При этих словах г. Тош вынул из кармана несколько золотых монет и договор найма, подписанный «графом Л. Н. Толстым».
Известие о том, что русское семейство поселится под одной с нами кровлей, привело нас в самое радужное настроение духа, и мы почти всю ночь не спали от волнения при мысли встретить соотечественников в таком захолустье, как вилла Тош, в окрестностях Гиера!
Мы бы совсем не спали, если б могли предвидеть, что жильцом окажется гр. Л. Н. Толстой с вдовой его покойного брата, графиней Марией Николаевной Толстой[228] и ее детьми: Колей, Варей и Лизой.
Надо ли говорить, что с переездом семьи Толстых на виллу в нашу скучную до того времени жизнь влилась новая, живительная струя. Помню я первое наше знакомство.

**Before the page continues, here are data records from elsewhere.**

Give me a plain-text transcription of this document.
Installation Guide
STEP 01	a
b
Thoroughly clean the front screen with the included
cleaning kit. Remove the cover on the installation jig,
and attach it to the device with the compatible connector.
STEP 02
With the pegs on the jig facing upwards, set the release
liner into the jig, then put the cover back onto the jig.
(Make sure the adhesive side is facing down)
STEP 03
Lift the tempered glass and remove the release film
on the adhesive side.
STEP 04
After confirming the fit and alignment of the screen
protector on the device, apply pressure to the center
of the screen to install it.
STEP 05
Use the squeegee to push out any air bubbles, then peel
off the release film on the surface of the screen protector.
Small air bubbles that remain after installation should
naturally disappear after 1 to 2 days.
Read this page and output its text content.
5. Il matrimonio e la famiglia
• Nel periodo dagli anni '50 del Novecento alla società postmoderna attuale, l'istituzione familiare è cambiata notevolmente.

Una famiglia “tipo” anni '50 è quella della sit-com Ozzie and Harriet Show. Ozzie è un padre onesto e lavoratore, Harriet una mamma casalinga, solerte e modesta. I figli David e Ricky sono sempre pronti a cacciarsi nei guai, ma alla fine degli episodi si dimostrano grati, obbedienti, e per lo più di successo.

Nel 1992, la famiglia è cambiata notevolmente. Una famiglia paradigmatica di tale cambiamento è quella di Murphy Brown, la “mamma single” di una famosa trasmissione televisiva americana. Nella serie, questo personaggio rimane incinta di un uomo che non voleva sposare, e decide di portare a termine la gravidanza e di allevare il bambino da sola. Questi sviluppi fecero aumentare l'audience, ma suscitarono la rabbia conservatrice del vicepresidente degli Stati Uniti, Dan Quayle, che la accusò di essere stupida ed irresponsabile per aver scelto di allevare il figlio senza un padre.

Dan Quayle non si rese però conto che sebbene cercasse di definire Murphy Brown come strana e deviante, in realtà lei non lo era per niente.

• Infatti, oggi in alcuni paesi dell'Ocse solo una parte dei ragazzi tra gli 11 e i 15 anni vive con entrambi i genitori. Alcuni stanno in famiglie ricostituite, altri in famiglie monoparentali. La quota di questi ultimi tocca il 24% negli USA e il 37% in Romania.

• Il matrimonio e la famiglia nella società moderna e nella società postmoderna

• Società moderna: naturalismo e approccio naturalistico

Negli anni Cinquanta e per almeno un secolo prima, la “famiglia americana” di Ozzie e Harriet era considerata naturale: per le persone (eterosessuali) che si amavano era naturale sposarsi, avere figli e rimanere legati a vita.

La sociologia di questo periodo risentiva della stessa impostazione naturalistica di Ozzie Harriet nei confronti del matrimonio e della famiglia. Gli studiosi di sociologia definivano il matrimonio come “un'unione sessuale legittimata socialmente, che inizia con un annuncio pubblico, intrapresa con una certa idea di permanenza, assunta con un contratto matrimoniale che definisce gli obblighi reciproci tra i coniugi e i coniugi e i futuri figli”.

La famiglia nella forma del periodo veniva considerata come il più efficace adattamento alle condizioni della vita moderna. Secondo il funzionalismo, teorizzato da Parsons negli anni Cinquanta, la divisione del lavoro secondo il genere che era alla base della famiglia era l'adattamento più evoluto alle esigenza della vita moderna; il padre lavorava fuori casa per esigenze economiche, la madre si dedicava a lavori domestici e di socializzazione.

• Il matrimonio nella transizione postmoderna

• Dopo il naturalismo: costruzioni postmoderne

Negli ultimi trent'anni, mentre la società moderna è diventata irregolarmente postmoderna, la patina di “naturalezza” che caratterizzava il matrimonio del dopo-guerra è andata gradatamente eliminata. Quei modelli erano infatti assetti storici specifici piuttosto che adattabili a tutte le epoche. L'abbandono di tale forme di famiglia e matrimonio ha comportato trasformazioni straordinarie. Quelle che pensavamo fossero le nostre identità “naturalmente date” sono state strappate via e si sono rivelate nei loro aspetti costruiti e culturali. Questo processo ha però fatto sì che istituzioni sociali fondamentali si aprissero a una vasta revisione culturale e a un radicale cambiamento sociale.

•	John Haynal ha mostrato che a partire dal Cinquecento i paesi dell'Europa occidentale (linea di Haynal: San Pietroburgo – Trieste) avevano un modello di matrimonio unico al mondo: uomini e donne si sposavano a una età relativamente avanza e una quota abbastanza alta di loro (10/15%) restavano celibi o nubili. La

В гостиную вошел очень высокий, плотный и широкоплечий мужчина лет сорока, с добродушной улыбкой на лице, окаймленном темно-русой густой бородой. Из-под большого лба с глубоким шрамом (от лапы медведя, как мы потом узнали)[229], в глубоких глазных впадинах, искрились умные и добрые глаза. Насколько мне помнится, Лев Николаевич тогда походил на портрет, помещенный в «Художественном листке» Тима[230].
Лев Николаевич говорил громко, но не скоро, а более мягко и ровно; в тоне голоса чувствовалась прямота и простодушие, движения были естественны и не носили отпечатка светской выправки; одет он был в коричневый костюм. Он подошел к моей матери, пожал ей руку и сейчас же заговорил с ней, как давнишний знакомый.
Как часто вспоминали мы впоследствии, во время долгой нашей совместной жизни с покойной матерью, отрадные дни и вечера, проведенные в обществе Льва Николаевича, его сестры и моих маленьких друзей.
Нечего говорить, что душою нашего маленького общества был Лев Николаевич, которого я никогда не видел скучным; напротив, он любил нас смешить своими рассказами, подчас самого неправдоподобного содержания, и когда наш детский смех уж слишком начинал терзать уши наших маменек, они обращались с просьбой к тому же Льву Николаевичу – засадить нас за какую-нибудь тихую работу, вроде переписки из книг или рисования.
Моя покойная мать очень сошлась с гр. Марией Николаевной, которая, по-видимому, тоже рада была после перенесенного ею семейного горя встретить на чужбине русскую женщину, с которой могла бы по душе поговорить.
Как теперь, вижу я их, сидящих на диване, с папиросками в руках, и вспоминающих нашу далекую родину и общих знакомых.
От природы очень общительный, я в первый же день подружился с моими новыми маленькими знакомыми, и утренняя тоска по родине вскоре сменилась нетерпением скорей одеться и бежать в сад и на берег моря для совместной беготни и уроков плавания, под опытным руководством старого рыбака, monsieur Шарля.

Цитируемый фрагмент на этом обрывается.